Y.C. : Est-ce la raison de votre engagement du côté des Croates plutôt que du côté bosniaque?

A.F.: Je me suis engagé là-bas pour les Slovènes, ensuite pour les Croates, j’ai suivi la guerre dans son déroulement. Mon engagement était contre la Grande Serbie.
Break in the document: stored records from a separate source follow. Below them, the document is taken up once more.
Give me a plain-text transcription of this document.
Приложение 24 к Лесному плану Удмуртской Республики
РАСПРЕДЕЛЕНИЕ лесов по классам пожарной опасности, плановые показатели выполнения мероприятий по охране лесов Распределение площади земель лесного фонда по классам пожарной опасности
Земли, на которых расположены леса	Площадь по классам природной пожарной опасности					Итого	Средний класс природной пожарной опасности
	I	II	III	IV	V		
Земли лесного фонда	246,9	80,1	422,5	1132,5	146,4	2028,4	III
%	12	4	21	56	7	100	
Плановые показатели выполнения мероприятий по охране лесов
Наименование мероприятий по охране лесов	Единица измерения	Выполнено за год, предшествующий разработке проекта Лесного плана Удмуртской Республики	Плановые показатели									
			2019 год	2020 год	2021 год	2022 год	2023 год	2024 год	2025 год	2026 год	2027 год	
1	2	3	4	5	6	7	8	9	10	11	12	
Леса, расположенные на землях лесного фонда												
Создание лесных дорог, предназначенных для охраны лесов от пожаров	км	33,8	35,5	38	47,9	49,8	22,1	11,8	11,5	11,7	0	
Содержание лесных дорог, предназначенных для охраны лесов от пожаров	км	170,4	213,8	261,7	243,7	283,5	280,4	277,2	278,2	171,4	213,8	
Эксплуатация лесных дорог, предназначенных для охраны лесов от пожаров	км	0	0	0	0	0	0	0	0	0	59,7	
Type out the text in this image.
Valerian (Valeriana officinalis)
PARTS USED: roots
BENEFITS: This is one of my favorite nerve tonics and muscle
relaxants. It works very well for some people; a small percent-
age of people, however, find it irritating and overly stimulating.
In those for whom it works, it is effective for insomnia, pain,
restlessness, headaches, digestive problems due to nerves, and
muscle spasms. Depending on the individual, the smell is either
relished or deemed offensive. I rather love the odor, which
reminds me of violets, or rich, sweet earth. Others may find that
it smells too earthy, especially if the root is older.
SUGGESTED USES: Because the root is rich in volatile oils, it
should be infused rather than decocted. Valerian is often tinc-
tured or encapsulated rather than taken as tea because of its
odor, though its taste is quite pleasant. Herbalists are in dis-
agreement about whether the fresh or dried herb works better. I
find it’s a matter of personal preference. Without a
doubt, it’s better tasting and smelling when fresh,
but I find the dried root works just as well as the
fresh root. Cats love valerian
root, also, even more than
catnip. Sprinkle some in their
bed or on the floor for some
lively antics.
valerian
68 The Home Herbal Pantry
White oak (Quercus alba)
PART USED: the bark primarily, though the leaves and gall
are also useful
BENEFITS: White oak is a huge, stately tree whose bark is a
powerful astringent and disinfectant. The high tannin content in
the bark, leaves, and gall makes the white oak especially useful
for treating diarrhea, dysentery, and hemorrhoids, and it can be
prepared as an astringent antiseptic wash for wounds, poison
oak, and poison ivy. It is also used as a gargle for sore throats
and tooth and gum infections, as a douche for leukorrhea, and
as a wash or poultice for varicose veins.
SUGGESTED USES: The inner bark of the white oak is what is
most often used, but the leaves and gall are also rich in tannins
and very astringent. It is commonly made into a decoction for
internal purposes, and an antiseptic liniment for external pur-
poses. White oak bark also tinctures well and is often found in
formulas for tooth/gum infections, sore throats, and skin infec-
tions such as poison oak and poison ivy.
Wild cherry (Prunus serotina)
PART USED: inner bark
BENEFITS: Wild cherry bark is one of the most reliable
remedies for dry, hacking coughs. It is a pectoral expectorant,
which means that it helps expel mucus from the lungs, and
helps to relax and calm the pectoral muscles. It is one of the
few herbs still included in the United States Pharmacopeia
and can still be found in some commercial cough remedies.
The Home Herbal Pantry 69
Je pense que la grande menace qui a pesé sur tous ces peuples, c’était la Grande Serbie et j’ai trouvé légitime que des nations essayent d’échapper à cette menace, donc j’ai défendu les Slovènes, j’ai défendu les Croates et j’ai défendu aussi la Bosnie-Herzégovine, je suis le premier à avoir parlé de crimes contre l’humanité pour Sarajevo, mon livre en fait foi : c’est en mai 92 que j’ai dénoncé le crime contre l’humanité qui se déroulait à Sarajevo au moment du siège simplement, il y avait pour moi un lien entre Vukovar et Sarajevo, c’était la même chose. Les gens de Sarajevo défendaient la Bosnie-Herzégovine qui n’est pas un état nation comme l’est la Croatie, il n’empêche que du point de vue serbe, c’était la même chose. Simplement on m’a rejeté dans le camp croate, précisément parce que le cosmopolitisme ou le pseudo cosmopolitisme qui prévaut aujourd’hui en France, a eu deux effets : tant que la guerre a eu lieu en Croatie on a renvoyé les deux nationalismes dos à dos et donc Vukovar n’a pas fait événement, comme je l’ai dit.

 

Y.C. : Vous pensez qu’il y a encore la possibilité d’un événement dans le village global?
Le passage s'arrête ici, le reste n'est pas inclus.